Reyes’ timing could not have been better. The Valley’s economy is on an upswing, Roosevelt has become a major art and food hotspot in the past several years, Arizona State University’s downtown campus and the adjacent University of Arizona campuses are rapidly expanding and more people are opting to live downtown.

Visitors to PAZ are immediately struck by the restaurant’s creative vibe. In recent months, the spot has hosted live music, mural painting, business networking mixers, and a Mexican “Lucha Libre” wrestling competition. The restaurant walls are lined with the work of local artists.

“We love having original artwork on the walls, especially local talent, and for every piece of art sold here every penny goes to the artist,” said Reyes. “Helping Latino art in every form take root, bloom and spread is an important part of who we are as a business and a member of the community. We have a story to tell and our story is American with Latin roots.”

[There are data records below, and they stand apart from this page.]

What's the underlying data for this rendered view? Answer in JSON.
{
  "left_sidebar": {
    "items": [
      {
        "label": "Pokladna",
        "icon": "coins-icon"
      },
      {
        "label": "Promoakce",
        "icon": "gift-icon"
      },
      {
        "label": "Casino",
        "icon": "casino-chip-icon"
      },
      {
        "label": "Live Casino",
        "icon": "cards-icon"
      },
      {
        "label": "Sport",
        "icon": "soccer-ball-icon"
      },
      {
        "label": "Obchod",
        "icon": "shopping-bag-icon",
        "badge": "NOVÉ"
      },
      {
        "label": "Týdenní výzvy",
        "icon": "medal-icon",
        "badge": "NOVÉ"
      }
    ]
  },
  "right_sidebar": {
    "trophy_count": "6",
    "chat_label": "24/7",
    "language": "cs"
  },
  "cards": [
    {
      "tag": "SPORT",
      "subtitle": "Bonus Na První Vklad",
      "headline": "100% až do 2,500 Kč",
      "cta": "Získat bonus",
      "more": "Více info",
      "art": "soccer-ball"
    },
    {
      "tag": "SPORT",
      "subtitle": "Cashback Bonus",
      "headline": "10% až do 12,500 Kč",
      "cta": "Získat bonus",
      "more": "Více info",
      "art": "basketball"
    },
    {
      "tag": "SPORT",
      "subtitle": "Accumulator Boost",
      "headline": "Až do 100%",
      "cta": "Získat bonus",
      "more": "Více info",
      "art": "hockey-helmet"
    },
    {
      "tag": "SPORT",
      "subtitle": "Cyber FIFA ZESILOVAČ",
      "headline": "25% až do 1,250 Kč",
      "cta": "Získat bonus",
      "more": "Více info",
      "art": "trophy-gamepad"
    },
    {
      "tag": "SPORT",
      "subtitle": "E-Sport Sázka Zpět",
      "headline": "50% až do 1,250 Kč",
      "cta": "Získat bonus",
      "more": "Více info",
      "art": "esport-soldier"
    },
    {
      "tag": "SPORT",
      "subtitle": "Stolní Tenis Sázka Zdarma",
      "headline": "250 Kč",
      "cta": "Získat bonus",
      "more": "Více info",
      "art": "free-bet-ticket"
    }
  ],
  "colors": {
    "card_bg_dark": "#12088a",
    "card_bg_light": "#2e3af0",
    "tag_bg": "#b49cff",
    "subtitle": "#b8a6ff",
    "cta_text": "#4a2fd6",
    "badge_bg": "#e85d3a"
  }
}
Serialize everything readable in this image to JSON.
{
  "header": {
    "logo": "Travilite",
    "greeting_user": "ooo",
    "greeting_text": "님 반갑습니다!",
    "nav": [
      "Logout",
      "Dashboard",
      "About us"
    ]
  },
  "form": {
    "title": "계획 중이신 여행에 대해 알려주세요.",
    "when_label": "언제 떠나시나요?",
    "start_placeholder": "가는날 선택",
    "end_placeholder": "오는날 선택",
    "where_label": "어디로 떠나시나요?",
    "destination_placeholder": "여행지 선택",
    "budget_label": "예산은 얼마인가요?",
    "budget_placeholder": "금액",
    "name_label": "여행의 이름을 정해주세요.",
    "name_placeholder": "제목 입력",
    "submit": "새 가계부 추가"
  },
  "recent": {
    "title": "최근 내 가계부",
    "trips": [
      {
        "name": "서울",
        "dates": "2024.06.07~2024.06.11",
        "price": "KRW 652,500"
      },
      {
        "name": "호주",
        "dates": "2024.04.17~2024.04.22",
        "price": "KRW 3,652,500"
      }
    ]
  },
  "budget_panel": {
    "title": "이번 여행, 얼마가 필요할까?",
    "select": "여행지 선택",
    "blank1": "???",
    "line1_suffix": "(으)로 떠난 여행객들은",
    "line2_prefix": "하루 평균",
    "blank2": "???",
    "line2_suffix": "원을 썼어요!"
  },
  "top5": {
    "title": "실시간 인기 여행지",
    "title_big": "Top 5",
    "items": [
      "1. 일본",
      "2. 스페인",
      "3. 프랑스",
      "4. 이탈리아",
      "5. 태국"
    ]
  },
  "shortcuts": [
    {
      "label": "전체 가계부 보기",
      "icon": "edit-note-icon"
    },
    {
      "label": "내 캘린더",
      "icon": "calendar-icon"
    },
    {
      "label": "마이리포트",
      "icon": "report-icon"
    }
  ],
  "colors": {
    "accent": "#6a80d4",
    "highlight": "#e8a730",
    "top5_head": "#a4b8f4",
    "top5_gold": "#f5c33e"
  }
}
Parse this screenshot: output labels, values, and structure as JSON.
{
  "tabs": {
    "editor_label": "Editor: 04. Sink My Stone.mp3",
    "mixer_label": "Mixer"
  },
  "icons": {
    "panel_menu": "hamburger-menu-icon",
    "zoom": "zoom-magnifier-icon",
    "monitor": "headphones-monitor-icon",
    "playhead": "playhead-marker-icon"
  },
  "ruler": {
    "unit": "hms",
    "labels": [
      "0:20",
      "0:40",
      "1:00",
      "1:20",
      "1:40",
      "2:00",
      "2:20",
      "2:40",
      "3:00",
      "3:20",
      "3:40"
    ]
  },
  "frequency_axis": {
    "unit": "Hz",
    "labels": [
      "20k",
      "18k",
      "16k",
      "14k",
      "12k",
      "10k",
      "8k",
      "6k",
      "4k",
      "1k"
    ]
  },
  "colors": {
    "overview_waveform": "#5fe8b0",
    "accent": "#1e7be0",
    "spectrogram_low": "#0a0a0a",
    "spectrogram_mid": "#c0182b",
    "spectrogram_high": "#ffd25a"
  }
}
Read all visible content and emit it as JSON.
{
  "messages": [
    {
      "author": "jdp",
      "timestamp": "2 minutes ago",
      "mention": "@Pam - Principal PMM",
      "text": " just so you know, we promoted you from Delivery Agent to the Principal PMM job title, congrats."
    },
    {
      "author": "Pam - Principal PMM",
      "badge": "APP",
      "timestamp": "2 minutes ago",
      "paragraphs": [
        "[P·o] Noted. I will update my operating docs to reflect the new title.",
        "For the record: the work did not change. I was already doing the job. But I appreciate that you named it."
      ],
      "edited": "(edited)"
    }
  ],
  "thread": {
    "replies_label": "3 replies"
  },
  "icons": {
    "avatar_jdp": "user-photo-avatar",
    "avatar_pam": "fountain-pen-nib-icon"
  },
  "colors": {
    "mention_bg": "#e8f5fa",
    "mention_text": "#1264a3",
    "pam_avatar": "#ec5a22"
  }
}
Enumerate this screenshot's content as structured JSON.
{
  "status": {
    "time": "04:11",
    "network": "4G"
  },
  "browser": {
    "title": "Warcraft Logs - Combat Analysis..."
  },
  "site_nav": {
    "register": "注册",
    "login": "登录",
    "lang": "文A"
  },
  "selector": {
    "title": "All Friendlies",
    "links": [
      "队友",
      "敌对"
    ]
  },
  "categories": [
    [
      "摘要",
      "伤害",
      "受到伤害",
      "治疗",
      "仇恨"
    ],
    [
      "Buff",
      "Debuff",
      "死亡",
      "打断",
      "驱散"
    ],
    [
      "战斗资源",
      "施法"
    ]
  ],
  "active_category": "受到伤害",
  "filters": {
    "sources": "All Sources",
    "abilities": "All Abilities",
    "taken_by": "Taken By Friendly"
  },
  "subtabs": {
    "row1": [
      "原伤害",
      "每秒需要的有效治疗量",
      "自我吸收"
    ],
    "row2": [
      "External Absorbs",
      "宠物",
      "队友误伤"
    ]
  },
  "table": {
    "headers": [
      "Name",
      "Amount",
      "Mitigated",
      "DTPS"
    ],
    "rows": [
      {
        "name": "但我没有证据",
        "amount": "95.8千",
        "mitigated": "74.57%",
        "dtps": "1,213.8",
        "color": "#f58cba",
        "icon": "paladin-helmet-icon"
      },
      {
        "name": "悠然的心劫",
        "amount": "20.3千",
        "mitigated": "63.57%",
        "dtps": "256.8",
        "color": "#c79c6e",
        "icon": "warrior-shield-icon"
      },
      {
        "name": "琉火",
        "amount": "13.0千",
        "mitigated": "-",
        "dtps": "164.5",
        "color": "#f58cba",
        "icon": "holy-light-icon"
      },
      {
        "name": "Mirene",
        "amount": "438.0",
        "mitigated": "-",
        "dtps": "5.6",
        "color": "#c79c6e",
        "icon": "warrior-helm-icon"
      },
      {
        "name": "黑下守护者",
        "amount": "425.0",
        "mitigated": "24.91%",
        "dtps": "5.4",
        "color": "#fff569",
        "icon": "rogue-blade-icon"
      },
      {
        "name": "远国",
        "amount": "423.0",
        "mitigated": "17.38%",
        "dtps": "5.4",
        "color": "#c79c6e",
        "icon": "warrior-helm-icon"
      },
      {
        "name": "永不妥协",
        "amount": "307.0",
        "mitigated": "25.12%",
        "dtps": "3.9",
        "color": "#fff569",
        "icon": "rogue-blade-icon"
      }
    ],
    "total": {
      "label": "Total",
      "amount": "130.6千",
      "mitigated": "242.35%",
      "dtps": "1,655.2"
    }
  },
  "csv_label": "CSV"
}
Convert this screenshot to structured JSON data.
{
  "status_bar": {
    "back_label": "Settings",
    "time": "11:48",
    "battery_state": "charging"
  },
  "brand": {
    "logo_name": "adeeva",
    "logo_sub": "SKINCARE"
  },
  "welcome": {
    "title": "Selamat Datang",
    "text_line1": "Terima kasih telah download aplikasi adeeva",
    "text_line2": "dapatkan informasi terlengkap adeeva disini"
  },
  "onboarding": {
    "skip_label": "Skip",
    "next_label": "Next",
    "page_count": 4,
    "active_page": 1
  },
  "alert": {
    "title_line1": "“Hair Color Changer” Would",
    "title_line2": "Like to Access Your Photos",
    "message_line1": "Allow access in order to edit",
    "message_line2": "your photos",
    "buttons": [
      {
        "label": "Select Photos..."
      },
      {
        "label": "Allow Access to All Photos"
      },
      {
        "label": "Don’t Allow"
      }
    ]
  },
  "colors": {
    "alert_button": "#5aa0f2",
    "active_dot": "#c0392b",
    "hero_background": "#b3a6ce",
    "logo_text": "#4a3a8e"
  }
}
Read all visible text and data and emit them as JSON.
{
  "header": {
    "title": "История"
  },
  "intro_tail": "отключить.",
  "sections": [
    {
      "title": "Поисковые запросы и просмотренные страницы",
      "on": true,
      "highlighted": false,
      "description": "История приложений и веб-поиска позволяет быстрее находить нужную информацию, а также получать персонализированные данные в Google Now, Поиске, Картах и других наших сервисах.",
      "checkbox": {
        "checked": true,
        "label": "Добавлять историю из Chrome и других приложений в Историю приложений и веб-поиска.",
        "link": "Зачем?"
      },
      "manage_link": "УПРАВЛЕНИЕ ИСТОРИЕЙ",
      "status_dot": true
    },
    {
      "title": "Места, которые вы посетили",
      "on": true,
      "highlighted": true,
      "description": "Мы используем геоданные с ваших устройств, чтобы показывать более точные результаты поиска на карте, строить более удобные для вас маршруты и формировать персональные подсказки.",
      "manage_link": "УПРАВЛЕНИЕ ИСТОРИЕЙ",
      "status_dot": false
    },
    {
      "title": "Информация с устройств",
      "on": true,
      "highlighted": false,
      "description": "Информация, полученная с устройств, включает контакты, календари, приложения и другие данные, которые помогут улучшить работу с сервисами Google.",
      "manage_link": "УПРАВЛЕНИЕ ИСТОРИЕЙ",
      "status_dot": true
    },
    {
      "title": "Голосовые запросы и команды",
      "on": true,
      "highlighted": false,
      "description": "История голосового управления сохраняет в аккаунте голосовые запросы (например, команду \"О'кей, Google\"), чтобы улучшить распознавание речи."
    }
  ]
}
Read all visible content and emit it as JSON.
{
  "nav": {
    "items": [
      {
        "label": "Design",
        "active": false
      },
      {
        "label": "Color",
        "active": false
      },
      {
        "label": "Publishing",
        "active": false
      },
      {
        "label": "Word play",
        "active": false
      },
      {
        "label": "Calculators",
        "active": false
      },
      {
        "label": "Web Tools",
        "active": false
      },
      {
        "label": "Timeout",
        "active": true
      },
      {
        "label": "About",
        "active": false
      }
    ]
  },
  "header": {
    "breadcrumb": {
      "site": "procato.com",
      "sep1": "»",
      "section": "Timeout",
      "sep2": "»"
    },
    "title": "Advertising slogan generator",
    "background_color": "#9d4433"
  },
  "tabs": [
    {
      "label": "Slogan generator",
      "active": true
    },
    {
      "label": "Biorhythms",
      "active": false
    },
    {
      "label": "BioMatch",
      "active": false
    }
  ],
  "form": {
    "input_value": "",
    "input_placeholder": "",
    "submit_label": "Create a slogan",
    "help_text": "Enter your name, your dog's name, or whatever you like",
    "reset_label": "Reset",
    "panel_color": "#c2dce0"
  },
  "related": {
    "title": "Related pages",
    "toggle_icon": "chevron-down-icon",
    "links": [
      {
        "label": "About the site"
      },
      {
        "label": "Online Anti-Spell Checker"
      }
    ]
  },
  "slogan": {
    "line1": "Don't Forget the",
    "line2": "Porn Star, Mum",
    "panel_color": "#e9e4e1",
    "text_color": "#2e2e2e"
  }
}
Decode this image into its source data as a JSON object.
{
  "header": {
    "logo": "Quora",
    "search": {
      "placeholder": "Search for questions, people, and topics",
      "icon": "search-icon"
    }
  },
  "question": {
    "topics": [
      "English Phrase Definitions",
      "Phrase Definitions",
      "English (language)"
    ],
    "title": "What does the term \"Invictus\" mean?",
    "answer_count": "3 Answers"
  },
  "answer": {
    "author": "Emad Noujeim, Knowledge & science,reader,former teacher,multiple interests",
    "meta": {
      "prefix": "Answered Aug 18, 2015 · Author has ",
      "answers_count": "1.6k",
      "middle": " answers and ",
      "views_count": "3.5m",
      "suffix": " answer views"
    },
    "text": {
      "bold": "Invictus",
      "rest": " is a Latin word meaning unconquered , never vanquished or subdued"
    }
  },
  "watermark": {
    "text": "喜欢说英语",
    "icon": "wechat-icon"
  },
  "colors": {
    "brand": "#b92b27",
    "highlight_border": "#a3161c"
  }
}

There's no other way to say it: Cathy Garcia is chic...To be specific, she's "Cha Cha Chic."

As the founder and President of Cha-Cha Chic and a long-time member of the Arizona Hispanic Chamber of Commerce, Garcia lives and breathes the vivacious style, tone and cultura of the clothing and accessories she creates. But along with the emoción y pasión she brings to her business, Garcia's resume is packed with the experience it takes to run a growing company. Her life has included jobs in retail clothing, cosmetics and decorating. 

She's also a gifted artist. If Garcia can imagine it, she can sketch it. After that, it's all about finding the right people who can execute her ideas. It's a formula that so far has helped her build a client base that includes, among many others, the Latin Grammys and the Academy Awards.

Garcia's says her company is named for her Chihuahua, Cha Cha, a fitting tribute given the unbridled energy of her designs. While Cha Cha (the company not the dog) began with a line of T-shirts, it has since evolved to offer a wide range of jewelry and other accessories.

While the company's name came from her Chihuahua, Garcia attributes the inspiration for her startup to her granddaughter. One day after wondering out loud what she would do next in life, her granddaughter said, "Nana, you're creative. Create!"